1. Transport security

• Public endpoints fronted by Cloudflare in Full (Strict) mode — browser ↔ CF uses CF edge cert; CF ↔ origin uses a signed TLS cert.
• Minimum TLS 1.2 enforced at the Cloudflare edge.
• HTTP Strict Transport Security (HSTS) with max-age=31536000; includeSubDomains on api.formixx.store.
• All inter-service traffic (Next.js ↔ Fastify, Fastify ↔ Postgres/Redis) is private or TLS-terminated.

2. Application security

• HMAC-verified webhooks. Every Shopify webhook is SHA-256 verified before any DB write. Mismatches return 401 and are logged.
• CSRF-protected OAuth. Shopify OAuth install uses a signed state token with a 10-minute validity window.
• Session cookies are HttpOnly, Secure, SameSite=Lax, and rotated every 30 days.
• Session tokens stored as SHA-256 hashes in Postgres — a DB compromise alone cannot replay sessions.
• Magic-link tokens stored as hashes too, 20-minute expiry, one-shot consumption.
• Role-based access control (OWNER / OPS / VIEWER) enforced server-side on every mutating endpoint.
• Input validation via Zod at every API boundary.

3. Data at rest

• Postgres runs in a private Docker network; only the Fastify app container has access.
• Database backups are encrypted at rest by Hostinger.
• Shopify access tokens are stored in plaintext but accessible only by the app service role. No public exposure.
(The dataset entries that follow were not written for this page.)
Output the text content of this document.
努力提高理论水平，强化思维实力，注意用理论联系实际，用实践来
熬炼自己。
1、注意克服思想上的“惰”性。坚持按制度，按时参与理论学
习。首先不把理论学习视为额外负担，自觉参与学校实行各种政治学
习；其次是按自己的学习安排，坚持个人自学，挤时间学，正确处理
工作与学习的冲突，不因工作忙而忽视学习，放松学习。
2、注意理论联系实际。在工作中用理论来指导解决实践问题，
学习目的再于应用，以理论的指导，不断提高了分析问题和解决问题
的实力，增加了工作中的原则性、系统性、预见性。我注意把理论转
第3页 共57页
4. Network & infrastructure

• Production VPS firewall allows inbound 443 only from Cloudflare IPs (nginx allow/deny directive) and SSH from our ops network.
• No management plane (Redis, Postgres) is exposed to the public internet.
• Secrets live in /etc/formixx-cod/.env, mode 0600, owned by root, never in the repo.

5. Third-party security

Our sub-processors (Shopify, Cloudflare, Vercel, Resend, Meta, Robocall.pk) each maintain their own security posture. We review their breach-notification terms at onboarding. See the full list in our DPA.

6. Monitoring & alerting

• Structured logs from Fastify (Pino), retained 90 days.
• Health check at api.formixx.store/health, polled by deploy.yml + external uptime monitor.
• Dashboard alert cron (every 10 minutes) flags: balance low, webhook stalled, token expiring, queue backed up. Alerts surface as dashboard banners and daily email digest.

7. Deployment & CI/CD

• Every push to main runs typecheck, lint, format-check, and unit tests (GitHub Actions).
• Deploys are health-gated: if the new container fails to respond at /health within 60 seconds, we automatically roll back to the previous commit.
• No direct SSH changes to production source; all deploys flow through Git → CI → VPS.
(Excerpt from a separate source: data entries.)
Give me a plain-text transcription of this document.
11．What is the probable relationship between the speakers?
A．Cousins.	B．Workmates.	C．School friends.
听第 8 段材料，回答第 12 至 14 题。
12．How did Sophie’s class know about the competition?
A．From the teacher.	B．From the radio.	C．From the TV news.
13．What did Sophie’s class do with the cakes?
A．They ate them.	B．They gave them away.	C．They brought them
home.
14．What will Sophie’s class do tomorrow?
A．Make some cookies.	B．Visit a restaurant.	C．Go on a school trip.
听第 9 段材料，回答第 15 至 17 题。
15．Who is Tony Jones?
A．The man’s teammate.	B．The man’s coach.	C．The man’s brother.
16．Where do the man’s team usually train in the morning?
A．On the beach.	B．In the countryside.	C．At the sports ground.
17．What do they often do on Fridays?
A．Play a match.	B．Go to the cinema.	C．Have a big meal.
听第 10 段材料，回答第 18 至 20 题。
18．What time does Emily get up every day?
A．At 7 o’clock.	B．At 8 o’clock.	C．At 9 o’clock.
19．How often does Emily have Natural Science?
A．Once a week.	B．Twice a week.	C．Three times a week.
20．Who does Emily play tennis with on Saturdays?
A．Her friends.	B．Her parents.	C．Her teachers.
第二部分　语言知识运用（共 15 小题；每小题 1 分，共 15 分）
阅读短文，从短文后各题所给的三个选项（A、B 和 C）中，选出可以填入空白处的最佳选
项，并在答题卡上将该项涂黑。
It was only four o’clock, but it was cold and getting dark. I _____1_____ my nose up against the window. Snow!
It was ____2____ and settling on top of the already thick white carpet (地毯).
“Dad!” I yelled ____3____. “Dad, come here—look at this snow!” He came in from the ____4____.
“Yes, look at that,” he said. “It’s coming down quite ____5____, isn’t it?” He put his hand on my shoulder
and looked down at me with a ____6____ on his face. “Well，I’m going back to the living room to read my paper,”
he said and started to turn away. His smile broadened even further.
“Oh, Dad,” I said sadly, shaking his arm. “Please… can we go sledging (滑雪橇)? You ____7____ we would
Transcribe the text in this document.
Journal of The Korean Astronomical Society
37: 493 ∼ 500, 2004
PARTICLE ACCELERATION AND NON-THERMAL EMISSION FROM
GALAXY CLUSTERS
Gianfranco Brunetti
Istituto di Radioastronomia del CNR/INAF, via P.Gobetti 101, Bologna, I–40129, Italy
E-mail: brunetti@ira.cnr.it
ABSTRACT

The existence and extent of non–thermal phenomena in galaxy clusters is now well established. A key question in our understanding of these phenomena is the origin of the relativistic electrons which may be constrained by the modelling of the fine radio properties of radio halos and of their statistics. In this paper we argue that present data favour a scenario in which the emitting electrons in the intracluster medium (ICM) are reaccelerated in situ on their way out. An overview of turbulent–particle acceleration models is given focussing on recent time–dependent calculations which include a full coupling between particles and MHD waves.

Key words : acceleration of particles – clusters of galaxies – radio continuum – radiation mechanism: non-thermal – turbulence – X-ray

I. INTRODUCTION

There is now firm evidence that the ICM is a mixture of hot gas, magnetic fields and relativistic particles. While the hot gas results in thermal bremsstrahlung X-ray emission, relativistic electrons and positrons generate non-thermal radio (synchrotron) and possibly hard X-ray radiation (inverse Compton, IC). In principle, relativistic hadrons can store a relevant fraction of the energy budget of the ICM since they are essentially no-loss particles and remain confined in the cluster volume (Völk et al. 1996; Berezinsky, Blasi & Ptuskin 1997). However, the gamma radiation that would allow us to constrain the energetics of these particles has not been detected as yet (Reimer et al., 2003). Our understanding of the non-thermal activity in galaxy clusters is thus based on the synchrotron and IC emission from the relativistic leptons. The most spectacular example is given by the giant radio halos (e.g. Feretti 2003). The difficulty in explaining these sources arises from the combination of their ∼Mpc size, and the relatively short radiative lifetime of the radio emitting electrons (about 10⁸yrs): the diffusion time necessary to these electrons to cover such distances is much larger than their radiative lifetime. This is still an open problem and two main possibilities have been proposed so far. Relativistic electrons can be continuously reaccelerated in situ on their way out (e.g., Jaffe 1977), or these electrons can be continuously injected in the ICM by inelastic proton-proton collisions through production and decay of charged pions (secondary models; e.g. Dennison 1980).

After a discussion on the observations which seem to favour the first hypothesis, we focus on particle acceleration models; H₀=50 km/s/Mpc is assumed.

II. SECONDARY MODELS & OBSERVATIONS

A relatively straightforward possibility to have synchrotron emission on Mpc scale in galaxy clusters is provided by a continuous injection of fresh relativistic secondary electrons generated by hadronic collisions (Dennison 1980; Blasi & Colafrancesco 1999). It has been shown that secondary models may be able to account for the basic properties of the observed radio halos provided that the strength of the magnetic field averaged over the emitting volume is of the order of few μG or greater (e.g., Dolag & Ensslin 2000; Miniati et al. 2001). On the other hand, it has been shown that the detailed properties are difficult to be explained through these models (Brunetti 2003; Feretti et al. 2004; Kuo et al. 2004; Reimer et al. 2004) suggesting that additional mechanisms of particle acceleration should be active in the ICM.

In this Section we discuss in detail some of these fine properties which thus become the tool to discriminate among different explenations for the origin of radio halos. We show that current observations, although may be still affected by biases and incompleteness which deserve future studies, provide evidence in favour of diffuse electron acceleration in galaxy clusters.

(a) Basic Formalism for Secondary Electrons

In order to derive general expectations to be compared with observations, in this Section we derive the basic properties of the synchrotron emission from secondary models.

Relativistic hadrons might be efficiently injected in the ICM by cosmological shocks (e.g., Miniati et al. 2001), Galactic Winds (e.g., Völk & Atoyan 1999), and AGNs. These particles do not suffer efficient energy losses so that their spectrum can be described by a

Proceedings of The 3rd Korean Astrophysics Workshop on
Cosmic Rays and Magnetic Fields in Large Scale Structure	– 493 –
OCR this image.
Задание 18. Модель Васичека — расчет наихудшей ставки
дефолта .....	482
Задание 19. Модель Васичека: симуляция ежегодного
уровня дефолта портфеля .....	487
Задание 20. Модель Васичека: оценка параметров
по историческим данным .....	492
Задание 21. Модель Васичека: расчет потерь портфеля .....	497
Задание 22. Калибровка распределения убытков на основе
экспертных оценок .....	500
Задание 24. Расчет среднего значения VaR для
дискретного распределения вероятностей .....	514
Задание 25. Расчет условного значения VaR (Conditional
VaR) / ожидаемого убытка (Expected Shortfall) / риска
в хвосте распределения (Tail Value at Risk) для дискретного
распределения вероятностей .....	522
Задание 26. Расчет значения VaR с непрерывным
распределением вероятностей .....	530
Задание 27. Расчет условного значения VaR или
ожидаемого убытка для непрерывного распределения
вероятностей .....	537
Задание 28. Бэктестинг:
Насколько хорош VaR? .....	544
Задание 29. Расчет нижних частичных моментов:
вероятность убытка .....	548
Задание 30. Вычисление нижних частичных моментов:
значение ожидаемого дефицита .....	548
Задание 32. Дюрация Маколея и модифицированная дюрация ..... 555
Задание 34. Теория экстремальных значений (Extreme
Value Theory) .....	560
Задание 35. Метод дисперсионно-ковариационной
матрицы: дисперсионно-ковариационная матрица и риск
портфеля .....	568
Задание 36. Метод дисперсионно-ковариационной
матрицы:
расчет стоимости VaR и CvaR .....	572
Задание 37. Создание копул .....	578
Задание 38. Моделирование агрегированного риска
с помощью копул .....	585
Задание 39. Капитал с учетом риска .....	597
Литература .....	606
8. Principle of least privilege

• Engineering team: individual SSH keys (password login being phased out); audit log on all shell sessions.
• Shopify OAuth scopes: only read_orders and write_orders. We do not request broader scopes.
• Merchant dashboard roles enforce read-only for VIEWER; OPS cannot change billing; only OWNER can invite, demote, or remove team members.

9. Incident response

In the event of a breach, we follow a documented incident-response runbook: contain within 1 hour, assess within 24 hours, notify affected controllers within 72 hours (per GDPR Art. 33), and publish a postmortem within 30 days. Root-cause analysis is mandatory.
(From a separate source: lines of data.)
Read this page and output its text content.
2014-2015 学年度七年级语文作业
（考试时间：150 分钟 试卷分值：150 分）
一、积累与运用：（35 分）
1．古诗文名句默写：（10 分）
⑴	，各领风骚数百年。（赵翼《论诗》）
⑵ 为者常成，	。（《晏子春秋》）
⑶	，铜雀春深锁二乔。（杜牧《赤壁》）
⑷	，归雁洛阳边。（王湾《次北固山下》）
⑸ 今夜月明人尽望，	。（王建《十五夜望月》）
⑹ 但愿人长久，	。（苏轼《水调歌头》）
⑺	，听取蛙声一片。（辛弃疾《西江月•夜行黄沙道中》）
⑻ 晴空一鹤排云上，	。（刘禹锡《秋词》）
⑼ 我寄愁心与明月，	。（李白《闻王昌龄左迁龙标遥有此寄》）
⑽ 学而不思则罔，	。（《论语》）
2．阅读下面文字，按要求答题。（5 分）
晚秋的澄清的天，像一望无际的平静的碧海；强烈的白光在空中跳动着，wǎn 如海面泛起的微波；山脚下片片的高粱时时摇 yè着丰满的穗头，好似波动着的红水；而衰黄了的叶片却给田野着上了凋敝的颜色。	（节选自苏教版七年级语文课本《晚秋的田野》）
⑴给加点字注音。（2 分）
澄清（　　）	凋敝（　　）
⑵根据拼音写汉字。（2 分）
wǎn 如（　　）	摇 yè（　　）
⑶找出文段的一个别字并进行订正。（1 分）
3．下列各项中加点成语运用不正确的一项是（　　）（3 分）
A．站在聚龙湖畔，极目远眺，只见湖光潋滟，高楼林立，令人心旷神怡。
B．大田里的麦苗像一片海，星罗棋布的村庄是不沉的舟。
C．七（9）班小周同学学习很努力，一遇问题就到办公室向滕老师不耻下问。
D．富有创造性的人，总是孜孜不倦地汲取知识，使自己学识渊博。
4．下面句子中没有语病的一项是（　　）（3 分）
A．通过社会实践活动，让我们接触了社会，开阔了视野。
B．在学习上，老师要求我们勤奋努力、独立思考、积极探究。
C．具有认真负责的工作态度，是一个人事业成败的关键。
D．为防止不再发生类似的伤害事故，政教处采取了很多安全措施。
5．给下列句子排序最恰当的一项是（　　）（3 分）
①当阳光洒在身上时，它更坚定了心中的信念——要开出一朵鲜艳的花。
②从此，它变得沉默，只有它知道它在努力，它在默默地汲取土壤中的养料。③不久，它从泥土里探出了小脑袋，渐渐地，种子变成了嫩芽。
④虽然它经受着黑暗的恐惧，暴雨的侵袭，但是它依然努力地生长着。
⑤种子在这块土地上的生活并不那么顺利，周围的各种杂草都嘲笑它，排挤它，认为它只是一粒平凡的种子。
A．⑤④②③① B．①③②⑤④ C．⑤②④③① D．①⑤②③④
10. Responsible disclosure

If you believe you’ve found a security vulnerability, please email security@zensbot.com. We respond within 72 hours, will never pursue legal action against good-faith research, and acknowledge reporters publicly (if desired) after fixes are shipped.

11. Certifications and attestations

Formixx is v0 — we do not yet hold SOC 2 Type II or ISO 27001 certifications. We aim to pursue these in 2026 Q4 after crossing the relevant traffic + headcount thresholds.